Finsbury East by-election, 1918: 16 July 1918
| Party |  | Candidate | Votes | % | ±% |
|---|---|---|---|---|---|
|  | Liberal | Evan Cotton | 1,156 | 59.9 | +8.3 |
|  | Independent | H. S. Spencer | 576 | 29.8 | New |
|  | Independent | A. S. Belsher | 199 | 10.3 | New |
| Majority |  |  | 580 | 30.1 | +26.9 |
| Turnout |  |  | 1,931 | 38.7 | −42.1 |
|  | Liberal hold |  | Swing | N/A |  |

The result was an endorsement by the electorate for the government's handling of the war effort, both in military terms and on the home front. Cotton's vote was also seen as a rejection of the kind of political violence which had marred the by-election and which was chiefly associated with the campaigns of Spencer and Belsher.
The Times newspaper reported that Cotton had not been a good candidate, a weak campaigner and inconsistent on the German boycott. They reported that although he was selected to represent the government under the party truce it was likely on his record that he would gravitate to the opposition, i.e. to the rival wing of the Liberal Party led by H H Asquith. The message The Times believed the government should take from the election was to have 'stout-hearted and patriotic candidates' in the field come the general election.

==Aftermath==
As far as East Finsbury and Cotton were concerned, however, the election was an academic exercise. The constituency disappeared in boundary changes at the 1918 general election just a few months later. Cotton, contested the successor seat of Finsbury but he was not awarded the Coupon which went to Lt-Col.

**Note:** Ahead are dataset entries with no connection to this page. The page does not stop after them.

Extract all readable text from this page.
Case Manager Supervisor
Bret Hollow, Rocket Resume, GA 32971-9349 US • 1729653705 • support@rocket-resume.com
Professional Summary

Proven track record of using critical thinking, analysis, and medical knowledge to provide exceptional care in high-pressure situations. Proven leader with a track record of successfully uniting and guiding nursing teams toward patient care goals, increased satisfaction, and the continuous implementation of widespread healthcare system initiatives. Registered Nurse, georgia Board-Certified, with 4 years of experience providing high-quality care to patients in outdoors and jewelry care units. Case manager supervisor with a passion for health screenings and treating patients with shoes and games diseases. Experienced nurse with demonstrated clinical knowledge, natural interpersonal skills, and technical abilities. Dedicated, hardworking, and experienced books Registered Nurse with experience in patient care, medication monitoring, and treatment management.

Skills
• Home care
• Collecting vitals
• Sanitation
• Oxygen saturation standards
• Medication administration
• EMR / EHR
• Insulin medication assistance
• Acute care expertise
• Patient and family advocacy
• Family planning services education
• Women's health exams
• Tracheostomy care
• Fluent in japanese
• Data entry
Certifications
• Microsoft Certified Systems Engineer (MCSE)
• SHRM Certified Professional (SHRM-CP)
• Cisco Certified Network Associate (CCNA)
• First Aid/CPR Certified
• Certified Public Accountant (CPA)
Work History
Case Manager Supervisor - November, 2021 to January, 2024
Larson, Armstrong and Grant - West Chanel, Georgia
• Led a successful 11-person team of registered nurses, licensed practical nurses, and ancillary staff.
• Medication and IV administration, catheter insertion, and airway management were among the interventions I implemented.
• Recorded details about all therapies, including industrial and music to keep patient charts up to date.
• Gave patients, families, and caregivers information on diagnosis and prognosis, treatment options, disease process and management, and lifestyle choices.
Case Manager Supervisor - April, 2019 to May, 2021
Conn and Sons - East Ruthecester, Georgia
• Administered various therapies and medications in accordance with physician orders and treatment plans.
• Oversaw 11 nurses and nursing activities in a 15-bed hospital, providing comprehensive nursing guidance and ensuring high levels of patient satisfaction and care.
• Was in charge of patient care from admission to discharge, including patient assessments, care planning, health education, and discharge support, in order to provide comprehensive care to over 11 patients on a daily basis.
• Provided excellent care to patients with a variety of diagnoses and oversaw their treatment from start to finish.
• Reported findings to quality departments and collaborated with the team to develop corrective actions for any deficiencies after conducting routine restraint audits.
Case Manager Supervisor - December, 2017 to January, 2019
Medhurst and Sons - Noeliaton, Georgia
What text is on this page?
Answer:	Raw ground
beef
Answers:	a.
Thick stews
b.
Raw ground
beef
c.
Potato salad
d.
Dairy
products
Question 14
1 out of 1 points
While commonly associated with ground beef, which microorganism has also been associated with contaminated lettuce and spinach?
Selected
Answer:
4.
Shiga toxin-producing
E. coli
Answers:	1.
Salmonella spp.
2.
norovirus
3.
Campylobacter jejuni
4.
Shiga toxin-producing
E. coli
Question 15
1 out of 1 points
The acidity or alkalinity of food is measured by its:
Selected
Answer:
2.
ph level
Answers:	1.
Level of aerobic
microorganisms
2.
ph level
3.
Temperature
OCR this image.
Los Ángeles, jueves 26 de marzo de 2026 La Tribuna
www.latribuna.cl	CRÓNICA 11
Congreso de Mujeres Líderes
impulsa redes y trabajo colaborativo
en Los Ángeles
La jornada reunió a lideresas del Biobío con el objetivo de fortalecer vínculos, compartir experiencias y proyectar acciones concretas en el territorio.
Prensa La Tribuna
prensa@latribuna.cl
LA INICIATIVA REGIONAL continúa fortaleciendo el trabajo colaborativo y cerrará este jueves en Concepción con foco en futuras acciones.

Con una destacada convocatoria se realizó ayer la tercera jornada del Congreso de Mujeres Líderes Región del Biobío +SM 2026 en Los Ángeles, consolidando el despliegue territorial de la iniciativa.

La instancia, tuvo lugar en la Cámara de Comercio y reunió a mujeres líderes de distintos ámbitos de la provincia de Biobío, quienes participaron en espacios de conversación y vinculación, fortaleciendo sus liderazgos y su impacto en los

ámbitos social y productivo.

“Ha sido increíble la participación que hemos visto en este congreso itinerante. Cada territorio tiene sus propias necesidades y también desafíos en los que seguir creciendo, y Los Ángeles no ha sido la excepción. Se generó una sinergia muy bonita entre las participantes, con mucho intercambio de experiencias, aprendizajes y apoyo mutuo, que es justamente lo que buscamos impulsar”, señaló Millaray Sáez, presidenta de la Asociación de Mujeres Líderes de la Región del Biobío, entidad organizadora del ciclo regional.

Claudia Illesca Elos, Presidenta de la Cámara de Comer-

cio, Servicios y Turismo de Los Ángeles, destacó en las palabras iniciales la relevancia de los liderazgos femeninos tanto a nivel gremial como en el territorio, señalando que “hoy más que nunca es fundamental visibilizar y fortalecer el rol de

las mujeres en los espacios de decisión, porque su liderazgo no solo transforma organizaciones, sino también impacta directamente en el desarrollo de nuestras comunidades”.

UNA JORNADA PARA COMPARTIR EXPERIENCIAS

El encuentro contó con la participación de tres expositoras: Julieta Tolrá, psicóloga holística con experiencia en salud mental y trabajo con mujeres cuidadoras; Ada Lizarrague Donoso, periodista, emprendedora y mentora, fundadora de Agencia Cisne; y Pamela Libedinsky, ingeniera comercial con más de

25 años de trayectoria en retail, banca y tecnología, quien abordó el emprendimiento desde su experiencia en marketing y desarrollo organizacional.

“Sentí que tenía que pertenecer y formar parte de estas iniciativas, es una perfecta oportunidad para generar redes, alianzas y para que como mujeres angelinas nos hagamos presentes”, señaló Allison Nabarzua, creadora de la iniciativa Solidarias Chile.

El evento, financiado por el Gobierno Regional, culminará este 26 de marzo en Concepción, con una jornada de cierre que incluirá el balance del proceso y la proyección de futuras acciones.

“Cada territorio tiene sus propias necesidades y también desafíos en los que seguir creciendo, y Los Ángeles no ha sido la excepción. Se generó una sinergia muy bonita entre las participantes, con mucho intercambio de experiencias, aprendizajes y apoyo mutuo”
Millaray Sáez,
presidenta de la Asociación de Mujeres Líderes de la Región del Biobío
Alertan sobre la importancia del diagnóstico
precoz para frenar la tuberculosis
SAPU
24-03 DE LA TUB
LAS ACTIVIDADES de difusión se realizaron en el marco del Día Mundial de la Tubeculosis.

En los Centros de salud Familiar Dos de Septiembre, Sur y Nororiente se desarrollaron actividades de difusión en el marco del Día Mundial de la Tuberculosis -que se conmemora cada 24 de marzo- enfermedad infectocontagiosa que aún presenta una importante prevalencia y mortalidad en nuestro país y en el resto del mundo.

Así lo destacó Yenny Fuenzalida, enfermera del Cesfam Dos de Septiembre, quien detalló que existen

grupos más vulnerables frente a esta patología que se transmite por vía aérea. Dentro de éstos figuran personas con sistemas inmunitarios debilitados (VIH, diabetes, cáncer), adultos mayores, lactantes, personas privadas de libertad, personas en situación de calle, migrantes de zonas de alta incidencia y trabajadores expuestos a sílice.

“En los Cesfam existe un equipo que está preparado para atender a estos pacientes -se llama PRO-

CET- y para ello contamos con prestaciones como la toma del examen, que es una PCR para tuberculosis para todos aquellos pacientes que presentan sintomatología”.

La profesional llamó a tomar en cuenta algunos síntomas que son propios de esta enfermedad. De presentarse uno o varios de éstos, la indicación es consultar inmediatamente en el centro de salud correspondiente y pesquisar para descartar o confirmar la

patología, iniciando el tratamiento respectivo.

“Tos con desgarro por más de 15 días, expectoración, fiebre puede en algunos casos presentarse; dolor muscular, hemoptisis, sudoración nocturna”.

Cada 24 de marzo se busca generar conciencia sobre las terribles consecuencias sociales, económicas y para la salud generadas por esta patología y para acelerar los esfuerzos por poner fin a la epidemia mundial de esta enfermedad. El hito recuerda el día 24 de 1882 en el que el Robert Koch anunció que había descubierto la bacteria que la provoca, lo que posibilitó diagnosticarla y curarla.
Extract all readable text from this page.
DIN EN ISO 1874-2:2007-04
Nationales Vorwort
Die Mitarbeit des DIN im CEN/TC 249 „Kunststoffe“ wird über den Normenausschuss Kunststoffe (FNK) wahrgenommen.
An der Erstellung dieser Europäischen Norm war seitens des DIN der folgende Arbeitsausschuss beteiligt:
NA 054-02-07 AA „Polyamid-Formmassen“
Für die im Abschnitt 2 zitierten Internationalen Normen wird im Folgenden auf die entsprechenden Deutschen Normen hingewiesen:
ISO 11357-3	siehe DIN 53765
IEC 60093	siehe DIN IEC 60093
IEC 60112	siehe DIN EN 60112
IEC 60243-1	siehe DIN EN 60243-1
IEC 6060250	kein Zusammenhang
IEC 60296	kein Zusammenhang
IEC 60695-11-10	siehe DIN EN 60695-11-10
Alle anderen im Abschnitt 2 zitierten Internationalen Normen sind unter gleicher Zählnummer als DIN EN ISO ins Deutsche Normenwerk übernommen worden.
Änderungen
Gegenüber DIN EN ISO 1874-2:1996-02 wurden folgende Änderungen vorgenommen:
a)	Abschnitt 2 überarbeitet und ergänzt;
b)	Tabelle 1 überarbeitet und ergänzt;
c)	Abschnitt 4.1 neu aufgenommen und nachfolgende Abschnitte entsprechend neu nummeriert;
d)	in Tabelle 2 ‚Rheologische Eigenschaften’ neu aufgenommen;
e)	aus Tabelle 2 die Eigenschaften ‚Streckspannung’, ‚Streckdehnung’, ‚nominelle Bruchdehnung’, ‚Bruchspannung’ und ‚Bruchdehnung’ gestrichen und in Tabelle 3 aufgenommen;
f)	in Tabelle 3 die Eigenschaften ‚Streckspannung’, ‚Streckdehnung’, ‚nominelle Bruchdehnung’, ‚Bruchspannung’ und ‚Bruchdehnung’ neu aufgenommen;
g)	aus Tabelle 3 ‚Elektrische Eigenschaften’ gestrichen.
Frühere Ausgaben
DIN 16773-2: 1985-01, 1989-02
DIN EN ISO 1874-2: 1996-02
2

Martin Archer-Shee DSO. Archer-Shee had been MP for Finsbury Central since 1910. Clearly the government whips felt Archer-Shee fitted that description better than Cotton, who was defeated;

Finsbury General Election, 1918 Electorate 34,873
| Party |  | Candidate | Votes | % | ±% |
|---|---|---|---|---|---|
|  | Unionist | Martin Archer-Shee | 8,732 | 63.8 | N/A |
|  | Liberal | Evan Cotton | 4,981 | 36.2 | N/A |
| Majority |  |  | 3,801 | 27.6 | N/A |
| Turnout |  |  | 13,763 | 39.5 | +0.8 |
|  | Unionist gain from Liberal |  | Swing |  |  |

Cotton continued his career in London government, becoming an Alderman of the LCC. He then went back to India where he served as President of the Bengal Legislature from 1922 to 1925.